22 Because of the LORD’s great love we are not consumed,
   for his compassions never fail.
23 They are new every morning;
   great is your faithfulness.
24 I say to myself, “The LORD is my portion;
   therefore I will wait for him.”

(Lamentations 3:22-24)

This morning many of us will begin a new work week. Consider how you might be more intentional about your week:

1. Choose to begin the new week by praying about what God might do in your life this week.

Pray for each person who you will be dealing with this week. Pray for your meetings. Pray for your conversations. Most of all, pray that you will be the husband, wife, father, mother who God has called you to be.

2. Choose to begin the new week by intending to bless those with whom you interact.

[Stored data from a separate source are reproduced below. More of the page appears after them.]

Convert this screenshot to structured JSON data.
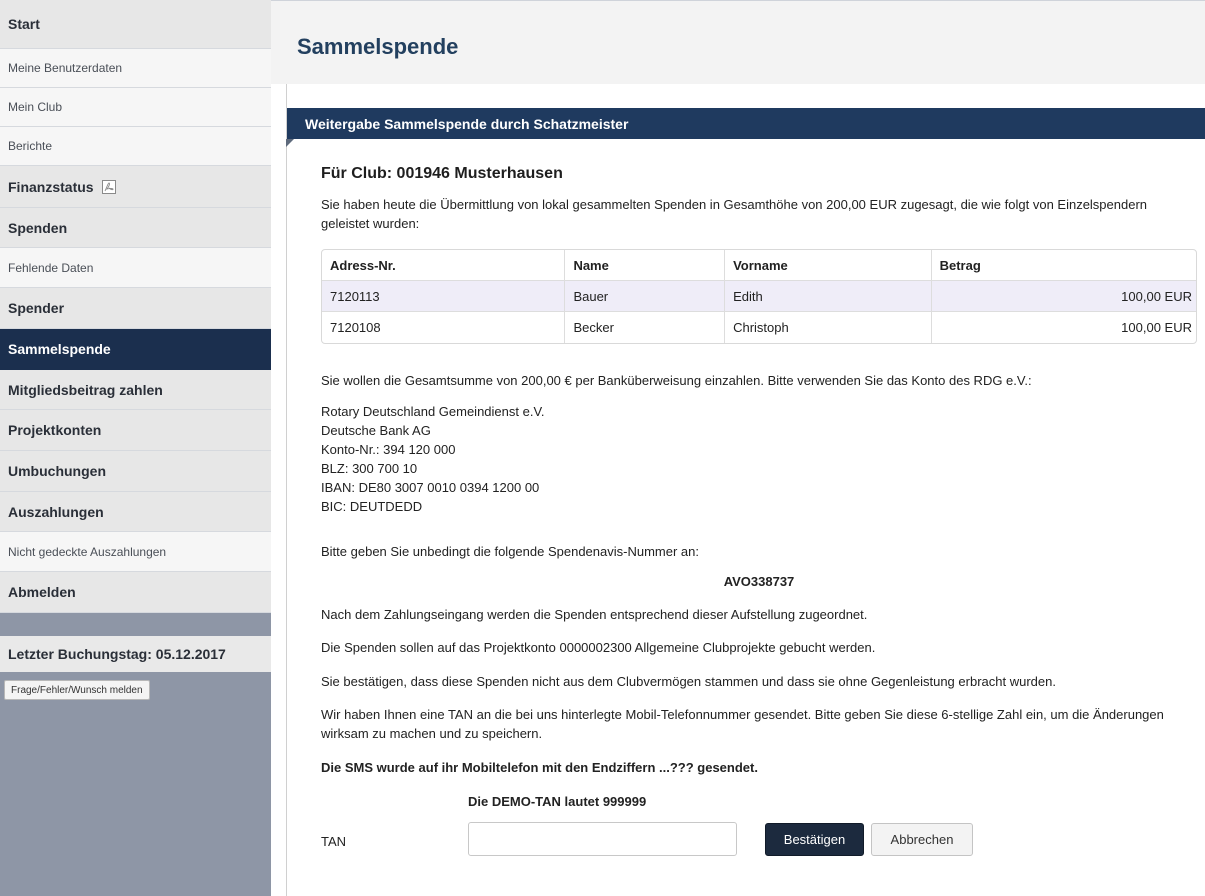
{
  "sidebar": {
    "items": [
      {
        "label": "Start"
      },
      {
        "label": "Meine Benutzerdaten"
      },
      {
        "label": "Mein Club"
      },
      {
        "label": "Berichte"
      },
      {
        "label": "Finanzstatus"
      },
      {
        "label": "Spenden"
      },
      {
        "label": "Fehlende Daten"
      },
      {
        "label": "Spender"
      },
      {
        "label": "Sammelspende"
      },
      {
        "label": "Mitgliedsbeitrag zahlen"
      },
      {
        "label": "Projektkonten"
      },
      {
        "label": "Umbuchungen"
      },
      {
        "label": "Auszahlungen"
      },
      {
        "label": "Nicht gedeckte Auszahlungen"
      },
      {
        "label": "Abmelden"
      }
    ],
    "last_booking_day": "Letzter Buchungstag: 05.12.2017",
    "feedback_button": "Frage/Fehler/Wunsch melden",
    "icons": {
      "finanzstatus": "pdf-icon"
    }
  },
  "main": {
    "page_title": "Sammelspende",
    "panel_title": "Weitergabe Sammelspende durch Schatzmeister",
    "club_heading": "Für Club: 001946 Musterhausen",
    "intro": "Sie haben heute die Übermittlung von lokal gesammelten Spenden in Gesamthöhe von 200,00 EUR zugesagt, die wie folgt von Einzelspendern geleistet wurden:",
    "table": {
      "headers": [
        "Adress-Nr.",
        "Name",
        "Vorname",
        "Betrag"
      ],
      "rows": [
        [
          "7120113",
          "Bauer",
          "Edith",
          "100,00 EUR"
        ],
        [
          "7120108",
          "Becker",
          "Christoph",
          "100,00 EUR"
        ]
      ]
    },
    "payment_note": "Sie wollen die Gesamtsumme von 200,00 € per Banküberweisung einzahlen. Bitte verwenden Sie das Konto des RDG e.V.:",
    "bank": {
      "line1": "Rotary Deutschland Gemeindienst e.V.",
      "line2": "Deutsche Bank AG",
      "line3": "Konto-Nr.: 394 120 000",
      "line4": "BLZ: 300 700 10",
      "line5": "IBAN: DE80 3007 0010 0394 1200 00",
      "line6": "BIC: DEUTDEDD"
    },
    "avis_instruction": "Bitte geben Sie unbedingt die folgende Spendenavis-Nummer an:",
    "avis_number": "AVO338737",
    "assignment_note": "Nach dem Zahlungseingang werden die Spenden entsprechend dieser Aufstellung zugeordnet.",
    "project_note": "Die Spenden sollen auf das Projektkonto 0000002300 Allgemeine Clubprojekte gebucht werden.",
    "confirmation_note": "Sie bestätigen, dass diese Spenden nicht aus dem Clubvermögen stammen und dass sie ohne Gegenleistung erbracht wurden.",
    "tan_note": "Wir haben Ihnen eine TAN an die bei uns hinterlegte Mobil-Telefonnummer gesendet. Bitte geben Sie diese 6-stellige Zahl ein, um die Änderungen wirksam zu machen und zu speichern.",
    "sms_note": "Die SMS wurde auf ihr Mobiltelefon mit den Endziffern ...??? gesendet.",
    "demo_tan": "Die DEMO-TAN lautet 999999",
    "tan_label": "TAN",
    "tan_value": "",
    "confirm_label": "Bestätigen",
    "cancel_label": "Abbrechen"
  },
  "colors": {
    "nav_active": "#1b2f4e",
    "panel_header": "#1f3a5f",
    "title": "#23405f",
    "sidebar_bg": "#8e96a6"
  }
}
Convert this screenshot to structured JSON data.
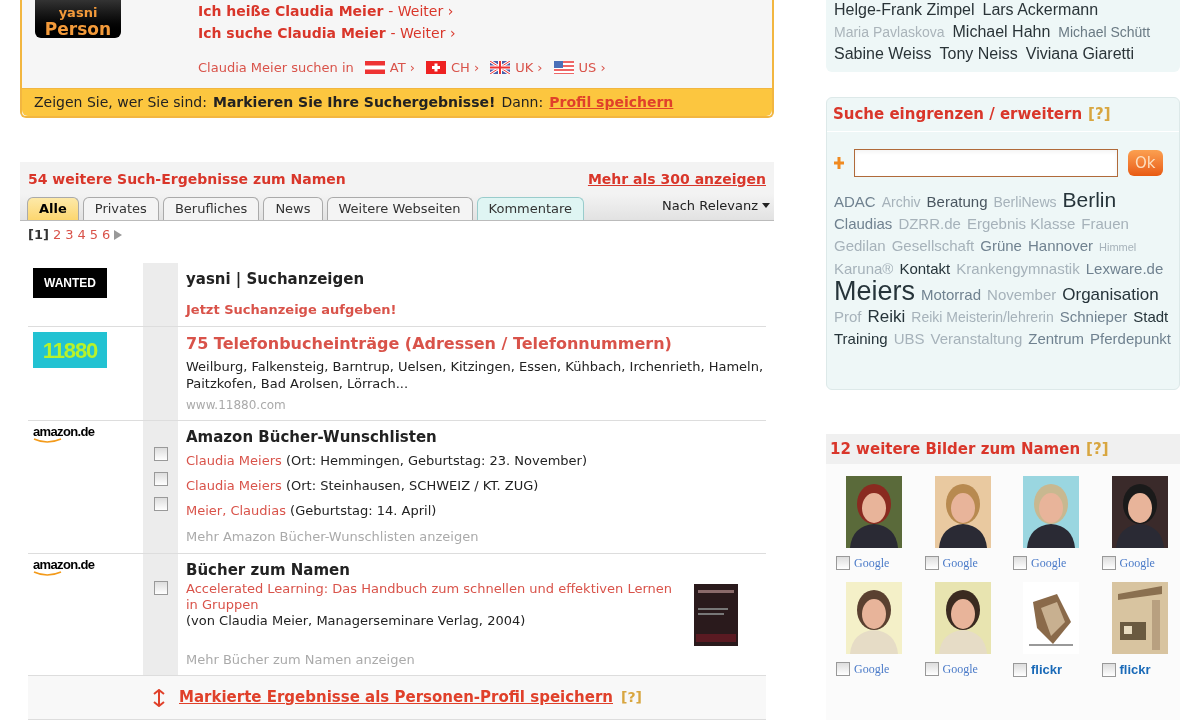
{
  "profile_box": {
    "logo_lines": [
      "yasni",
      "Person"
    ],
    "links": [
      {
        "text": "Ich heiße Claudia Meier",
        "suffix": "- Weiter ›"
      },
      {
        "text": "Ich suche Claudia Meier",
        "suffix": "- Weiter ›"
      }
    ],
    "search_in": {
      "label": "Claudia Meier suchen in",
      "countries": [
        {
          "code": "AT ›",
          "kind": "at"
        },
        {
          "code": "CH ›",
          "kind": "ch"
        },
        {
          "code": "UK ›",
          "kind": "uk"
        },
        {
          "code": "US ›",
          "kind": "us"
        }
      ]
    },
    "notice": {
      "lead": "Zeigen Sie, wer Sie sind:",
      "bold": "Markieren Sie Ihre Suchergebnisse!",
      "then": "Dann:",
      "link": "Profil speichern"
    }
  },
  "results": {
    "title": "54 weitere Such-Ergebnisse zum Namen",
    "more_link": "Mehr als 300 anzeigen",
    "tabs": [
      {
        "label": "Alle",
        "selected": true,
        "kind": "normal"
      },
      {
        "label": "Privates",
        "selected": false,
        "kind": "normal"
      },
      {
        "label": "Berufliches",
        "selected": false,
        "kind": "normal"
      },
      {
        "label": "News",
        "selected": false,
        "kind": "normal"
      },
      {
        "label": "Weitere Webseiten",
        "selected": false,
        "kind": "normal"
      },
      {
        "label": "Kommentare",
        "selected": false,
        "kind": "highlight"
      }
    ],
    "sort": "Nach Relevanz",
    "pagination": {
      "current": "[1]",
      "pages": [
        "2",
        "3",
        "4",
        "5",
        "6"
      ]
    },
    "items": [
      {
        "kind": "ad",
        "logo": "WANTED",
        "title": "yasni | Suchanzeigen",
        "action": "Jetzt Suchanzeige aufgeben!"
      },
      {
        "kind": "phonebook",
        "logo": "11880",
        "title": "75 Telefonbucheinträge (Adressen / Telefonnummern)",
        "text": "Weilburg, Falkensteig, Barntrup, Uelsen, Kitzingen, Essen, Kühbach, Irchenrieth, Hameln, Paitzkofen, Bad Arolsen, Lörrach...",
        "url": "www.11880.com"
      },
      {
        "kind": "list",
        "logo": "amazon.de",
        "title": "Amazon Bücher-Wunschlisten",
        "entries": [
          {
            "link": "Claudia Meiers",
            "detail": "(Ort: Hemmingen, Geburtstag: 23. November)",
            "checked": false
          },
          {
            "link": "Claudia Meiers",
            "detail": "(Ort: Steinhausen, SCHWEIZ / KT. ZUG)",
            "checked": false
          },
          {
            "link": "Meier, Claudias",
            "detail": "(Geburtstag: 14. April)",
            "checked": false
          }
        ],
        "more": "Mehr Amazon Bücher-Wunschlisten anzeigen"
      },
      {
        "kind": "list",
        "logo": "amazon.de",
        "title": "Bücher zum Namen",
        "entries": [
          {
            "link": "Accelerated Learning: Das Handbuch zum schnellen und effektiven Lernen in Gruppen",
            "detail": "(von Claudia Meier, Managerseminare Verlag, 2004)",
            "checked": false,
            "kind": "book"
          }
        ],
        "more": "Mehr Bücher zum Namen anzeigen"
      }
    ],
    "save_bar": {
      "link": "Markierte Ergebnisse als Personen-Profil speichern",
      "help": "[?]"
    }
  },
  "names": [
    {
      "text": "Helge-Frank Zimpel",
      "kind": "large",
      "color": "#2a3438"
    },
    {
      "text": "Lars Ackermann",
      "kind": "large",
      "color": "#2a3438"
    },
    {
      "text": "Maria Pavlaskova",
      "kind": "small",
      "color": "#aab4ba"
    },
    {
      "text": "Michael Hahn",
      "kind": "large",
      "color": "#2a3438"
    },
    {
      "text": "Michael Schütt",
      "kind": "small",
      "color": "#6a7a84"
    },
    {
      "text": "Sabine Weiss",
      "kind": "large",
      "color": "#2a3438"
    },
    {
      "text": "Tony Neiss",
      "kind": "large",
      "color": "#2a3438"
    },
    {
      "text": "Viviana Giaretti",
      "kind": "large",
      "color": "#2a3438"
    }
  ],
  "refine": {
    "title": "Suche eingrenzen / erweitern",
    "help": "[?]",
    "button": "Ok",
    "tags": [
      {
        "text": "ADAC",
        "kind": "medium",
        "color": "#708290"
      },
      {
        "text": "Archiv",
        "kind": "small",
        "color": "#a6b2ba"
      },
      {
        "text": "Beratung",
        "kind": "medium",
        "color": "#4a5660"
      },
      {
        "text": "BerliNews",
        "kind": "small",
        "color": "#a6b2ba"
      },
      {
        "text": "Berlin",
        "kind": "huge",
        "color": "#26343a"
      },
      {
        "text": "Claudias",
        "kind": "medium",
        "color": "#708290"
      },
      {
        "text": "DZRR.de",
        "kind": "medium",
        "color": "#a6b2ba"
      },
      {
        "text": "Ergebnis Klasse",
        "kind": "medium",
        "color": "#a6b2ba"
      },
      {
        "text": "Frauen",
        "kind": "medium",
        "color": "#a6b2ba"
      },
      {
        "text": "Gedilan",
        "kind": "medium",
        "color": "#a6b2ba"
      },
      {
        "text": "Gesellschaft",
        "kind": "medium",
        "color": "#a6b2ba"
      },
      {
        "text": "Grüne",
        "kind": "medium",
        "color": "#708290"
      },
      {
        "text": "Hannover",
        "kind": "medium",
        "color": "#708290"
      },
      {
        "text": "Himmel",
        "kind": "tiny",
        "color": "#a6b2ba"
      },
      {
        "text": "Karuna®",
        "kind": "medium",
        "color": "#a6b2ba"
      },
      {
        "text": "Kontakt",
        "kind": "medium",
        "color": "#26343a"
      },
      {
        "text": "Krankengymnastik",
        "kind": "medium",
        "color": "#a6b2ba"
      },
      {
        "text": "Lexware.de",
        "kind": "medium",
        "color": "#708290"
      },
      {
        "text": "Meiers",
        "kind": "giant",
        "color": "#26343a"
      },
      {
        "text": "Motorrad",
        "kind": "medium",
        "color": "#708290"
      },
      {
        "text": "November",
        "kind": "medium",
        "color": "#a6b2ba"
      },
      {
        "text": "Organisation",
        "kind": "large",
        "color": "#26343a"
      },
      {
        "text": "Prof",
        "kind": "medium",
        "color": "#a6b2ba"
      },
      {
        "text": "Reiki",
        "kind": "large",
        "color": "#26343a"
      },
      {
        "text": "Reiki Meisterin/lehrerin",
        "kind": "small",
        "color": "#a6b2ba"
      },
      {
        "text": "Schnieper",
        "kind": "medium",
        "color": "#708290"
      },
      {
        "text": "Stadt",
        "kind": "medium",
        "color": "#26343a"
      },
      {
        "text": "Training",
        "kind": "medium",
        "color": "#26343a"
      },
      {
        "text": "UBS",
        "kind": "medium",
        "color": "#a6b2ba"
      },
      {
        "text": "Veranstaltung",
        "kind": "medium",
        "color": "#a6b2ba"
      },
      {
        "text": "Zentrum",
        "kind": "medium",
        "color": "#708290"
      },
      {
        "text": "Pferdepunkt",
        "kind": "medium",
        "color": "#708290"
      }
    ]
  },
  "images": {
    "title": "12 weitere Bilder zum Namen",
    "help": "[?]",
    "items": [
      {
        "source": "Google",
        "kind": "google",
        "checked": false
      },
      {
        "source": "Google",
        "kind": "google",
        "checked": false
      },
      {
        "source": "Google",
        "kind": "google",
        "checked": false
      },
      {
        "source": "Google",
        "kind": "google",
        "checked": false
      },
      {
        "source": "Google",
        "kind": "google",
        "checked": false
      },
      {
        "source": "Google",
        "kind": "google",
        "checked": false
      },
      {
        "source": "flickr",
        "kind": "flickr",
        "checked": false
      },
      {
        "source": "flickr",
        "kind": "flickr",
        "checked": false
      }
    ]
  }
}
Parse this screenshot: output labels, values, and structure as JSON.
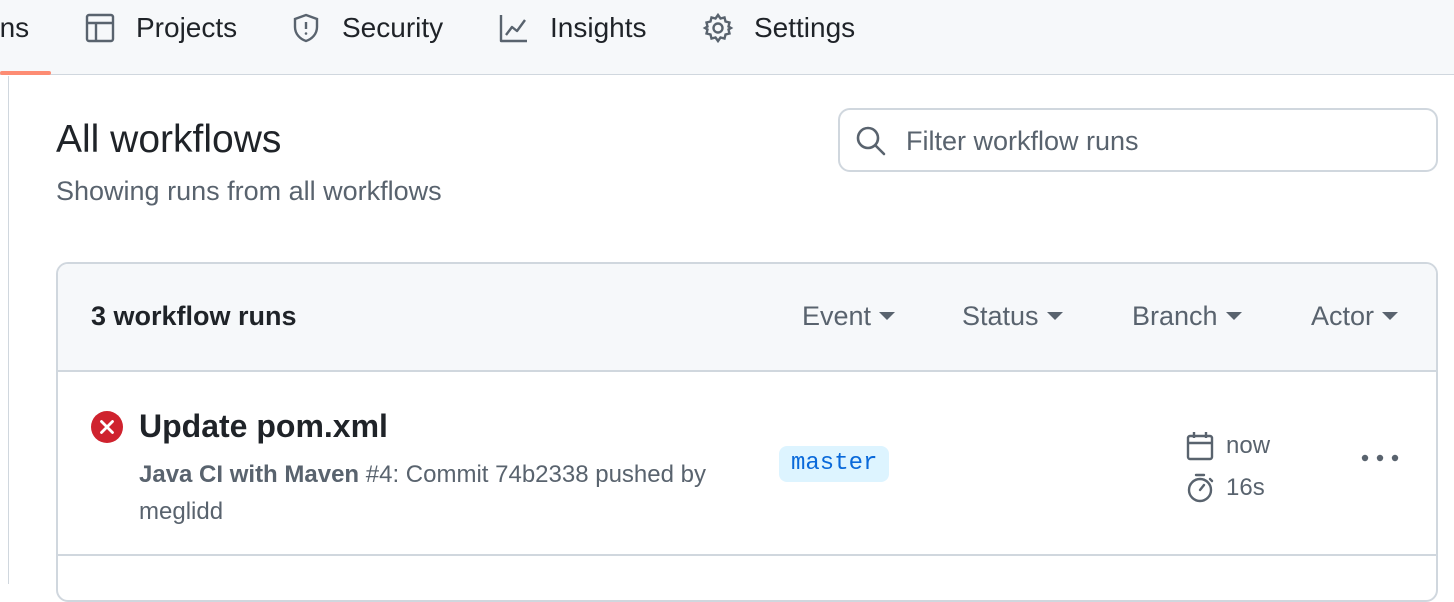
{
  "nav": {
    "tabs": [
      {
        "label": "ons",
        "icon": "play-icon",
        "selected": true
      },
      {
        "label": "Projects",
        "icon": "table-icon"
      },
      {
        "label": "Security",
        "icon": "shield-icon"
      },
      {
        "label": "Insights",
        "icon": "graph-icon"
      },
      {
        "label": "Settings",
        "icon": "gear-icon"
      }
    ]
  },
  "page": {
    "title": "All workflows",
    "subtitle": "Showing runs from all workflows"
  },
  "search": {
    "placeholder": "Filter workflow runs",
    "value": ""
  },
  "runs_box": {
    "count_label": "3 workflow runs",
    "filters": {
      "event": "Event",
      "status": "Status",
      "branch": "Branch",
      "actor": "Actor"
    },
    "runs": [
      {
        "status": "failure",
        "title": "Update pom.xml",
        "workflow": "Java CI with Maven",
        "run_number": "#4",
        "description": ": Commit 74b2338 pushed by",
        "actor": "meglidd",
        "branch": "master",
        "when": "now",
        "duration": "16s"
      }
    ]
  },
  "colors": {
    "failure": "#cf222e",
    "underline": "#fd8c73",
    "branch_bg": "#ddf4ff",
    "branch_fg": "#0969da"
  }
}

Some people do not bless but have a way of making regular withdrawals with people. They say something rude, self-centered, or obnoxious. Other people don’t make withdrawals but they don’t add anything of value to the conversation either. These people are so focused on themselves, they think a conversation is all about themselves. They are totally focused on what they want to say. Other people bless conversations. They encourage, build up, and bring out the best in people.

3. Choose to begin the new week by adding margin to your day.

Are you generally late? Do you pack your schedule too tightly? Do you find yourself leaving your house at the last minute only to discover that you are out of gas and your cell phone is about to die? Does this kind of thing happen again and again? This week choose to add margin. Choose to leave early instead of the last minute. Choose to think ahead and prepare. Taking care of the “little” things, like getting gas for the car, charging the cell phone, and leaving early instead of late can help you feel calmer about the day. You will be fresher and more fully present.

4. Choose to begin the new week by looking at your calendar for the week.

Look at the commitments and activities you have scheduled for each day. What projects are you working on this week? What errands do you need to run this week? What calls do you need to make? Who do you need to contact? Think about these before the week begins.


What habit or practice is particularly helpful to you as you begin a new week?